Signal vs. Noise: Markets, Misconceptions, and the Case for Optimization in 2026

The central theme of 2025 was the disconnect between market sentiment and economic reality. The year began with widespread apprehension regarding aggressive tariffs and forecasts of a recession. Yet, it concluded with global equities at all-time highs and the U.S. economy maintaining consistent growth as the anticipated economic contraction failed to materialize.

The fourth quarter reflected this broad dynamic. Markets focused on economic signals such as corporate earnings, AI productivity, and the trajectory of interest rates while largely overlooking political turbulence. Despite the longest government shutdown in U.S. history and persistent geopolitical volatility, the market demonstrated remarkable resilience. Historically, such a shutdown would have triggered a significant reaction. Instead, the market demonstrated a growing sophistication in distinguishing between political theater and genuine economic impact.

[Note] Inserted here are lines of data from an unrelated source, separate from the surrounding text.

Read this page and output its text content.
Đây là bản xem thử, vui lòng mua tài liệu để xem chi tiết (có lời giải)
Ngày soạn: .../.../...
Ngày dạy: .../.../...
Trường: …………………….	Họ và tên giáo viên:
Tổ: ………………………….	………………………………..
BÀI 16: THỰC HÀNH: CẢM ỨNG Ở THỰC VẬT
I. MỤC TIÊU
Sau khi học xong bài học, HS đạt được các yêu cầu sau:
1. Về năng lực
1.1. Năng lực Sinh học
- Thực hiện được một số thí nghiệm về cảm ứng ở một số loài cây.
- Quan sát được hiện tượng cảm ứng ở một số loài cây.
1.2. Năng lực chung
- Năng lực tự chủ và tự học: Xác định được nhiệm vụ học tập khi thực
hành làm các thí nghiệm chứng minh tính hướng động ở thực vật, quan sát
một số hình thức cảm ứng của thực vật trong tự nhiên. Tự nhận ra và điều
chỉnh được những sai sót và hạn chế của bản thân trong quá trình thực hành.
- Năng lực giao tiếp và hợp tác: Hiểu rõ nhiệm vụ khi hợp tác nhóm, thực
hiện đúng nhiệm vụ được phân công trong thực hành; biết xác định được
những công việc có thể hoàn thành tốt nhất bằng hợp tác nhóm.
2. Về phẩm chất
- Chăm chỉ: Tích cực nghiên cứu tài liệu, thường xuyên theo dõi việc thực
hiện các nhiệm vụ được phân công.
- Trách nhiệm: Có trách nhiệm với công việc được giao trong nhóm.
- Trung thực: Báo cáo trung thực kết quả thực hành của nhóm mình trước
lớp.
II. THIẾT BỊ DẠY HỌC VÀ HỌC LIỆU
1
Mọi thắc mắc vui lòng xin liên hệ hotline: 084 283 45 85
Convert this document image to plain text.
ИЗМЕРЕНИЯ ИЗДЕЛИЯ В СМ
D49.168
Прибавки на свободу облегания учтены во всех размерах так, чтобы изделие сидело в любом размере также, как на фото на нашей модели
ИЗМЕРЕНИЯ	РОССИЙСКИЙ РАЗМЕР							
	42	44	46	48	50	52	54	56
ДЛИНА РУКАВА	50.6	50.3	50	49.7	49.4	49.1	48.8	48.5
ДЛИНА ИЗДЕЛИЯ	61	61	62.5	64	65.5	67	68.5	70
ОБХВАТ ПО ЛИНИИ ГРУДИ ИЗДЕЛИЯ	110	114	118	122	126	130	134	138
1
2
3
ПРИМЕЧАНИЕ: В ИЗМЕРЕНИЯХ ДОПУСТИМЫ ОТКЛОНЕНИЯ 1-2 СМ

Market relationships have changed. As global policies and growth paths diverge, international markets are no longer moving in lockstep with the U.S. economy. Correlations between traditional asset classes are normalizing to healthier partial independence, and alternative asset classes are moving toward an equilibrium closer to public markets. As we look to 2026, the investment landscape requires optimizing a world where risks are more dispersed, inflation remains structurally higher, and easy sources of return have been exhausted.

Market Analysis: 2025 in Review

In 2025, globally diversified investors were rewarded as global markets gained 22%, the S&P 500 returned 17.8%, international equities outperformed the U.S. by more than 14%, and all major asset classes exceeded cash.

Equities: Market and Factor Divergence

The divergence across investment styles was notable in 2025. While U.S. growth continued to deliver solid returns, value massively outperformed growth in international markets, particularly in Europe and Japan. This supports the investment thesis that value stocks play an important role in a portfolio and that U.S. large-cap growth has been driven by its exposure to technology rather than a fundamental risk premium.

Furthermore, market correlations have shifted. For years, international markets exhibited a high correlation to the U.S., limiting diversification. Recent data shows this has drifted down, with developed markets and China nearer to 0.7 and 0.2 respectively. Both observations support the case for global diversification.